Ça a toujours plus ou moins existé, avec Africanism ou la grande vague de house tropicale il y a dix ans. Mais ces changements de fou en ce moment, c’est génial et pas seulement en musique. Je pense au cinéma iranien par exemple. Après, il y a des bons et des mauvais côtés : voir Omar Souleyman jouer dans un festival où il n’y a que des Blancs qui dansent bizarrement, pas d’Arabes, ça peut être critiqué… Ça peut être tout et n’importe quoi, c’est vrai, mais c’est intéressant.

Quels sont vos liens avec la scène arabe contemporaine ?
On enregistre avec le clavier de Omar Souleyman, Rizad Saïd, en ce moment. On va faire deux ou trois morceaux avec lui : il adore notre approche. Nous sommes comme les anglais qui se sont mis à faire de l’acid house américaine à leur sauce : nous, c’est la même chose avec le dabke de Syrie. On est respectueux. On a un truc hyper bouillant là ! Sofiane Saïdi, qui est un peu le renouveau du rai à Paris, va être sur le disque, avec un musicien de Global Gnawa aussi.
Au Caire, on a bossé avec des rappeurs : on est les premiers français à avoir signé sur ce label de musiques urbaines, 100Copies.
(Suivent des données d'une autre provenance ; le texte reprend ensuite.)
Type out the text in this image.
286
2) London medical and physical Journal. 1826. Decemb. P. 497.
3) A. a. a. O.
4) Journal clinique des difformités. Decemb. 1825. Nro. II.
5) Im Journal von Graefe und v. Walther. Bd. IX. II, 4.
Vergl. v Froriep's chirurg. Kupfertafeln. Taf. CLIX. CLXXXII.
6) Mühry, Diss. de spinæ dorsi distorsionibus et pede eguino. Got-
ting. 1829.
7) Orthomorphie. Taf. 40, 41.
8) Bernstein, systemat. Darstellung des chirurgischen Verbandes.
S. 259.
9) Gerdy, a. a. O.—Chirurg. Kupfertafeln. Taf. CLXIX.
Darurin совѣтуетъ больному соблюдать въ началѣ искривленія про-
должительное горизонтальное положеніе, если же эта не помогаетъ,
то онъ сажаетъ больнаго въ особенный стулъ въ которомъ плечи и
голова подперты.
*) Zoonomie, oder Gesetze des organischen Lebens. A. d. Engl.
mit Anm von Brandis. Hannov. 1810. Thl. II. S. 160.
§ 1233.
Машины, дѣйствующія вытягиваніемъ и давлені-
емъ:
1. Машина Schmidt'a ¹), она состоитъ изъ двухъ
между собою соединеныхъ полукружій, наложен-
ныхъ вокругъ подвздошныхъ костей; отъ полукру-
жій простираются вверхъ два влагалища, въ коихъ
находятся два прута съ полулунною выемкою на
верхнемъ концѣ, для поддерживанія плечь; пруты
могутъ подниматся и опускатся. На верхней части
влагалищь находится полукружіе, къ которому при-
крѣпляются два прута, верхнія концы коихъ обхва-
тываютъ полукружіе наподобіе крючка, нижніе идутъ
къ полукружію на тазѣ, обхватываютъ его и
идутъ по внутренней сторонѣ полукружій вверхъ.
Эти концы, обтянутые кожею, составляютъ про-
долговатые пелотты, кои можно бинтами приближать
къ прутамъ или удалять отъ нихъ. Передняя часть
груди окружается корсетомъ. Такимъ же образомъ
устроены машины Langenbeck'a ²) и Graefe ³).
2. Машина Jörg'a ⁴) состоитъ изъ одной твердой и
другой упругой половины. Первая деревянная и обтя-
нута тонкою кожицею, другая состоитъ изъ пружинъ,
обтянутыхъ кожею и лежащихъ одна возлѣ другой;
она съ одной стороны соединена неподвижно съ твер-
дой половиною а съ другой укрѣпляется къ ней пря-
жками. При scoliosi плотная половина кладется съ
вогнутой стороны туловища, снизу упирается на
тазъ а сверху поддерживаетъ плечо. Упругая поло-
Notre morceau Hez Hez est un mini tube, les mecs allument des fumigènes quand ça passe en soirée… C’est assez drôle d’avoir mis le pied là-bas.
Notre allbum va sortir sur le label belge Crammed dans l’année : il y aura aussi A-Wa dessus.

Vous réconciliez deux publics qui se côtoyaient peu ces derniers années : clubbers et amateurs de musiques du monde : une fierté pour vous qui prônez depuis toujours dans vos fêtes l’absence de chapelles et de préjugés ?
C’est pas gagné à chaque fois, mais j’ai vécu des moments assez mythiques à titre personnel, comme une soirée il y a quelques mois à Glazart. Tous nos potes sur scène, Gilb’R, Rachid Taha en concert, Habibi Funk… Des familles étaient là pour voir Rachid, des hipsters parisiens, des gouines… Voir mon pote pédé danser à côté d’une femme voilée et d’un groupe de fêtards sous MDMA, de manière aussi naturelle et amicale : c’était génial. Une grande fierté, c’était tellement émouvant de voir que ça pouvait se passer si bien.